Projets plus qualitatifs

«Cette crise de la Covid-19 semble avoir changé le regard des porteurs de projets. Cette nouvelle communauté d’entrepreneurs semble bien décidée à réinventer l’entrepreneuriat à travers des projets additionnant une transition économique, vers des activités porteuses de sens et citoyenne et une transition digitale aujourd’hui indispensable», assure une accompagnatrice de jeunes pousses. Des porteurs de projets plus qualitatifs ou encore des cadres aguerris souhaitant voler de leurs propres ailes ayant profité de cette période particulière pour réorienter leurs aspirations entrepreneuriales, cela c’est le côté face (disons positif) de l’évolution (révolution ?) que semble connaître aujourd’hui l’univers de l’entrepreneuriat. Côté pile, une autre variante de cet engouement renforcé pour l’entrepreneuriat est à prendre en considération, celle de ce que certains appellent déjà l’entrepreneuriat de contrainte. «Avec la crise, le marché de l’emploi va défaillir avec une demande qui augmente et une offre qui diminue.

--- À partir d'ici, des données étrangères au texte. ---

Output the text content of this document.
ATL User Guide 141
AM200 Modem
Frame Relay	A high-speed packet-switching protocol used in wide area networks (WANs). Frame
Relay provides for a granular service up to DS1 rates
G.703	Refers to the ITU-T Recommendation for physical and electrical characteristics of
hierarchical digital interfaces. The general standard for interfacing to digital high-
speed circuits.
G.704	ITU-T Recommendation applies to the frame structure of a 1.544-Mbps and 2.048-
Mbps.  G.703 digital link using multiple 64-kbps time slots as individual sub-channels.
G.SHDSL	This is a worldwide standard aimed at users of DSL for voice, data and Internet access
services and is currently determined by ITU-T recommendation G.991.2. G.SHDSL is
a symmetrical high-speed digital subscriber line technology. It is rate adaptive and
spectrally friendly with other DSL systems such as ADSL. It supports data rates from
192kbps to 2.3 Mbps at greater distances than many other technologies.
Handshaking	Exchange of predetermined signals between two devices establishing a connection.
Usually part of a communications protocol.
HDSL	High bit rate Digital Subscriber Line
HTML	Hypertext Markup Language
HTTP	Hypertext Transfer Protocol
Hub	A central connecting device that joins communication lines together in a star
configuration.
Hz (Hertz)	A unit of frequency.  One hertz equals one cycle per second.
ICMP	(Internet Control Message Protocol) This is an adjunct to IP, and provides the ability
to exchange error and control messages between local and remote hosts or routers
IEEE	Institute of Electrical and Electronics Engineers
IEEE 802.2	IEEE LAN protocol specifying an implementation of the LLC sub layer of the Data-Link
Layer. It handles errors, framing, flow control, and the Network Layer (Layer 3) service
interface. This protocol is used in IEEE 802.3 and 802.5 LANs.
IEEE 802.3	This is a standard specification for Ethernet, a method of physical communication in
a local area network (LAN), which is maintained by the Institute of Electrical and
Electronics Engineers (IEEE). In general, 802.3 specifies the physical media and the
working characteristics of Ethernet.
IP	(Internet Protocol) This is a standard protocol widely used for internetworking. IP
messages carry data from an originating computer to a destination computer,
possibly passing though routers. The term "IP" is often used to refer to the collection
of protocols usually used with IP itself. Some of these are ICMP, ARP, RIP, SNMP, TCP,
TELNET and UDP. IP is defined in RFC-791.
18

On peut s’attendre au développement d’un entrepreneuriat de contrainte à la différence de l’entrepreneuriat volontaire qui prévaut actuellement», assure un chercheur en entrepreneuriat de l’Université de Lorraine (voir notre article en pages suivantes). Une donne déjà présente avant la période actuelle, il n’y a qu’à voir le boom des années passées concernant les micro-entreprises (une typologie d’entrepreneurs en grande difficulté aujourd’hui). Ces changements d’approche sous-jacente des actuels porteurs de projets, de leur typologie, entraîne les acteurs de l’écosystème entrepreneurial, et en première ligne les accompagnateurs de projets, à adapter leurs offres de services. Cette adaptation se doit d’être rapide et optimale, certains dans la région ont déjà depuis longtemps franchi le pas, d’autres un peu moins. La révolution de l’entrepreneuriat ne fait que commencer.